Sen. Christopher Dodd and Rep. Barney Frank, the lead negotiators on financial overhaul legislation, predicted President Barack Obama will sign the bill into law by July 4.
Talks to resolve differences between the Senate measure passed Thursday and the House version approved in December won't take longer than a month, Mr. Frank, D-Mass., said Friday after he and Mr. Dodd, D-Conn., met with Mr. Obama at the White House.
The Senate and House bills include varied provisions to require registration of hedge funds, derivatives trading restrictions and credit-rating supervision.
“The two bills really are very close to each other,” Mr. Dodd told reporters after the meeting, which also included Treasury Secretary Timothy F. Geithner and White House economic adviser Lawrence Summers. “There's not a great deal of difference.”
The Senate approved its bill by a 59-39 vote after a month of debate, advancing the biggest overhaul of U.S. financial regulations since the 1930s. Messrs. Obama, Frank and Dodd met to discuss the next step for the rules he proposed in response to the 2008 credit crisis.

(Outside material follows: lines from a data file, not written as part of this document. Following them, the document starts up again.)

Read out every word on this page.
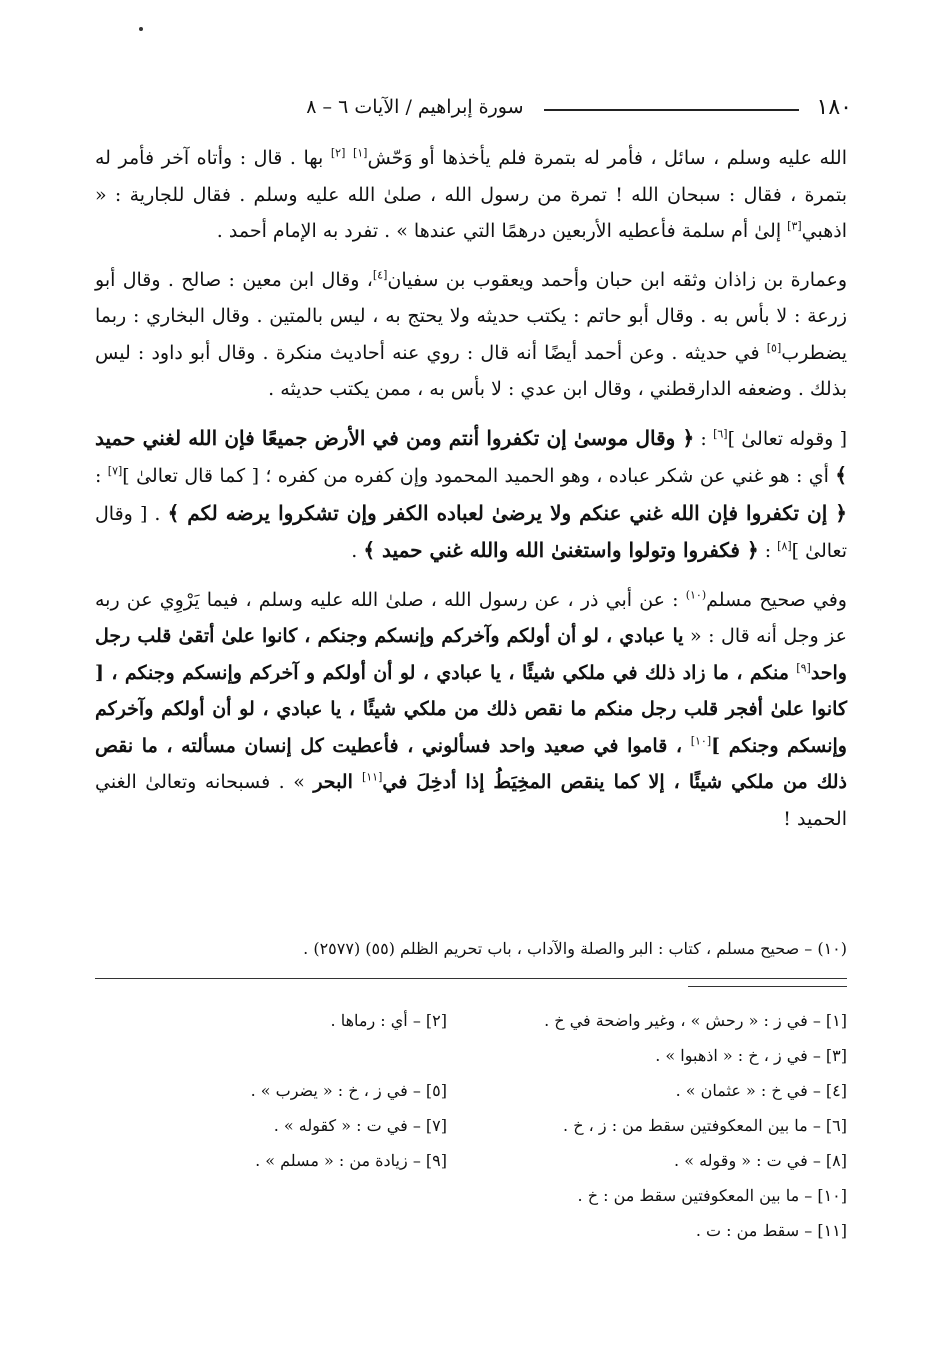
١٨٠
سورة إبراهيم / الآيات ٦ – ٨

الله عليه وسلم ، سائل ، فأمر له بتمرة فلم يأخذها أو وَحّش[١] [٢] بها . قال : وأتاه آخر فأمر له بتمرة ، فقال : سبحان الله ! تمرة من رسول الله ، صلىٰ الله عليه وسلم . فقال للجارية : « اذهبي[٣] إلىٰ أم سلمة فأعطيه الأربعين درهمًا التي عندها » . تفرد به الإمام أحمد .

وعمارة بن زاذان وثقه ابن حبان وأحمد ويعقوب بن سفيان[٤]، وقال ابن معين : صالح . وقال أبو زرعة : لا بأس به . وقال أبو حاتم : يكتب حديثه ولا يحتج به ، ليس بالمتين . وقال البخاري : ربما يضطرب[٥] في حديثه . وعن أحمد أيضًا أنه قال : روي عنه أحاديث منكرة . وقال أبو داود : ليس بذلك . وضعفه الدارقطني ، وقال ابن عدي : لا بأس به ، ممن يكتب حديثه .

[ وقوله تعالىٰ ][٦] : ﴿ وقال موسىٰ إن تكفروا أنتم ومن في الأرض جميعًا فإن الله لغني حميد ﴾ أي : هو غني عن شكر عباده ، وهو الحميد المحمود وإن كفره من كفره ؛ [ كما قال تعالىٰ ][٧] : ﴿ إن تكفروا فإن الله غني عنكم ولا يرضىٰ لعباده الكفر وإن تشكروا يرضه لكم ﴾ . [ وقال تعالىٰ ][٨] : ﴿ فكفروا وتولوا واستغنىٰ الله والله غني حميد ﴾ .

وفي صحيح مسلم$^{(١٠)}$ : عن أبي ذر ، عن رسول الله ، صلىٰ الله عليه وسلم ، فيما يَرْوِي عن ربه عز وجل أنه قال : « يا عبادي ، لو أن أولكم وآخركم وإنسكم وجنكم ، كانوا علىٰ أتقىٰ قلب رجل واحد[٩] منكم ، ما زاد ذلك في ملكي شيئًا ، يا عبادي ، لو أن أولكم و آخركم وإنسكم وجنكم ، [ كانوا علىٰ أفجر قلب رجل منكم ما نقص ذلك من ملكي شيئًا ، يا عبادي ، لو أن أولكم وآخركم وإنسكم وجنكم ][١٠] ، قاموا في صعيد واحد فسألوني ، فأعطيت كل إنسان مسألته ، ما نقص ذلك من ملكي شيئًا ، إلا كما ينقص المخِيَطُ إذا أدخِلَ في[١١] البحر » . فسبحانه وتعالىٰ الغني الحميد !

(١٠) – صحيح مسلم ، كتاب : البر والصلة والآداب ، باب تحريم الظلم (٥٥) (٢٥٧٧) .
[١] – في ز : « رحش » ، وغير واضحة في خ .
[٢] – أي : رماها .
[٣] – في ز ، خ : « اذهبوا » .
[٤] – في خ : « عثمان » .
[٥] – في ز ، خ : « يضرب » .
[٦] – ما بين المعكوفتين سقط من : ز ، خ .
[٧] – في ت : « كقوله » .
[٨] – في ت : « وقوله » .
[٩] – زيادة من : « مسلم » .
[١٠] – ما بين المعكوفتين سقط من : خ .
[١١] – سقط من : ت .
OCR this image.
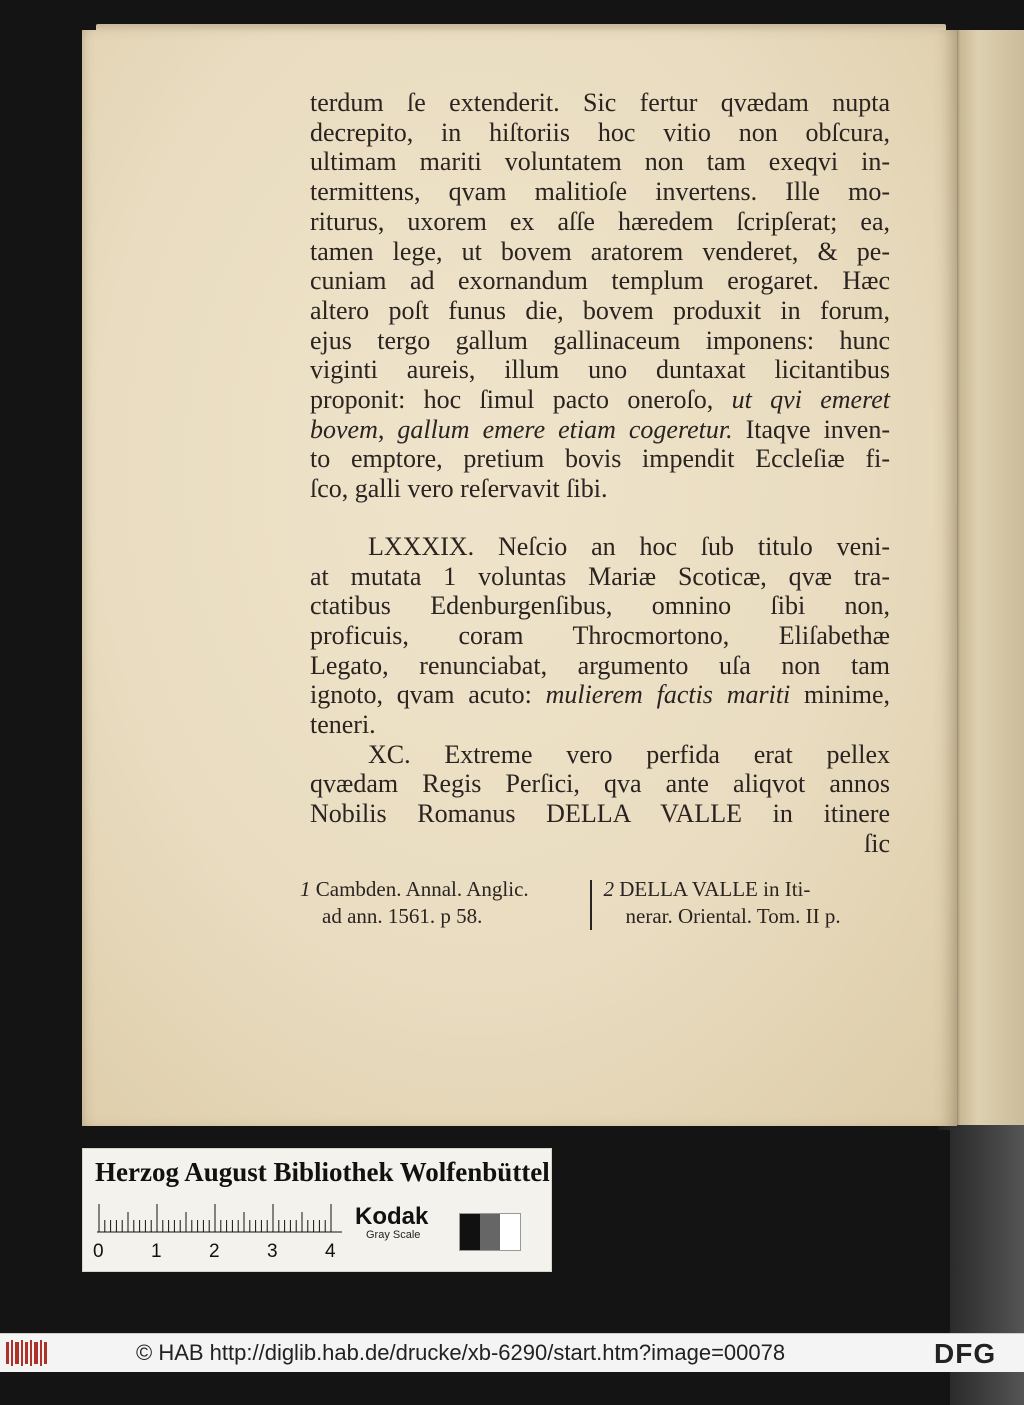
terdum ſe extenderit. Sic fertur qvædam nupta
decrepito, in hiſtoriis hoc vitio non obſcura,
ultimam mariti voluntatem non tam exeqvi in-
termittens, qvam malitioſe invertens. Ille mo-
riturus, uxorem ex aſſe hæredem ſcripſerat; ea,
tamen lege, ut bovem aratorem venderet, & pe-
cuniam ad exornandum templum erogaret. Hæc
altero poſt funus die, bovem produxit in forum,
ejus tergo gallum gallinaceum imponens: hunc
viginti aureis, illum uno duntaxat licitantibus
proponit: hoc ſimul pacto oneroſo, ut qvi emeret
bovem, gallum emere etiam cogeretur. Itaqve inven-
to emptore, pretium bovis impendit Eccleſiæ fi-
ſco, galli vero reſervavit ſibi.
LXXXIX. Neſcio an hoc ſub titulo veni-
at mutata 1 voluntas Mariæ Scoticæ, qvæ tra-
ctatibus Edenburgenſibus, omnino ſibi non,
proficuis, coram Throcmortono, Eliſabethæ
Legato, renunciabat, argumento uſa non tam
ignoto, qvam acuto: mulierem factis mariti minime,
teneri.
XC. Extreme vero perfida erat pellex
qvædam Regis Perſici, qva ante aliqvot annos
Nobilis Romanus DELLA VALLE in itinere
ſic
1 Cambden. Annal. Anglic.
ad ann. 1561. p 58.
2 DELLA VALLE in Iti-
nerar. Oriental. Tom. II p.
Herzog August Bibliothek Wolfenbüttel
0 1 2 3 4
Kodak
Gray Scale
© HAB http://diglib.hab.de/drucke/xb-6290/start.htm?image=00078	DFG
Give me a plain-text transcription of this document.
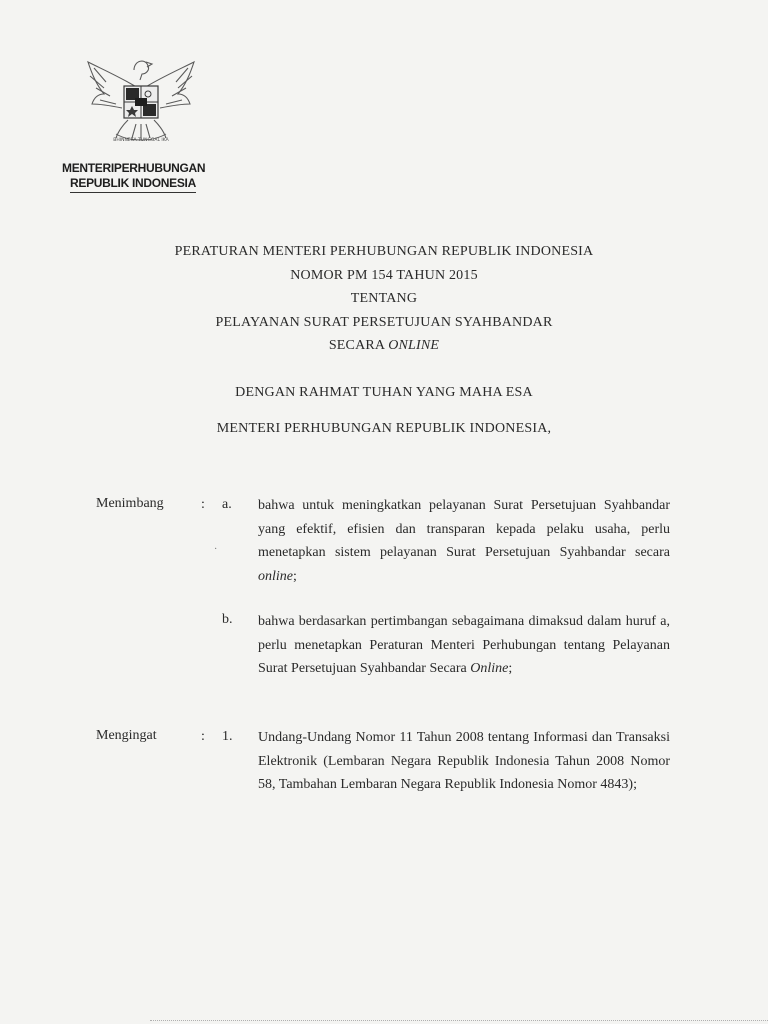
BHINNEKA TUNGGAL IKA
MENTERIPERHUBUNGAN
REPUBLIK INDONESIA
PERATURAN MENTERI PERHUBUNGAN REPUBLIK INDONESIA
NOMOR PM 154 TAHUN 2015
TENTANG
PELAYANAN SURAT PERSETUJUAN SYAHBANDAR
SECARA ONLINE
DENGAN RAHMAT TUHAN YANG MAHA ESA
MENTERI PERHUBUNGAN REPUBLIK INDONESIA,
Menimbang	: a. bahwa untuk meningkatkan pelayanan Surat Persetujuan Syahbandar yang efektif, efisien dan transparan kepada pelaku usaha, perlu menetapkan sistem pelayanan Surat Persetujuan Syahbandar secara online;
·
b. bahwa berdasarkan pertimbangan sebagaimana dimaksud dalam huruf a, perlu menetapkan Peraturan Menteri Perhubungan tentang Pelayanan Surat Persetujuan Syahbandar Secara Online;
Mengingat	: 1. Undang-Undang Nomor 11 Tahun 2008 tentang Informasi dan Transaksi Elektronik (Lembaran Negara Republik Indonesia Tahun 2008 Nomor 58, Tambahan Lembaran Negara Republik Indonesia Nomor 4843);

Mr. Frank dismissed claims that large financial institutions would be able to strip out what they view as the more onerous provisions of the bill during the House-Senate negotiations.
Separately, CalPERS in a statement issued Friday praised the Senate for passing the bill and singled out Sen. Charles Schumer, D-N.Y., for his efforts to include corporate governance reform in the legislation.
“This is a welcome and needed action to restore trust and accountability in our financial markets,” Rob Feckner, board president of the $204 billion California Public Employees' Retirement System, Sacramento, said in the statement. “Wall Street reform will go far in protecting the retirement security of the public employees we represent, California taxpayers, and every American whose dreams depend on a marketplace that puts the needs of investors and shareowners ahead of corporate greed, irresponsibility and corruption.”
Also in the statement, Joe Dear, CalPERS chief investment officer, thanked Mr. Schumer. “The Senate-passed bill removes any doubt that the Securities and Exchange Commission can issue rules that ensure institutional investors can access the corporate proxy — the single most powerful tool to improve corporate governance in America's boardrooms. Proxy access is a meaningful way to boost accountability and transparency on corporate boards.”
News Editor Rick Baert contributed to this story.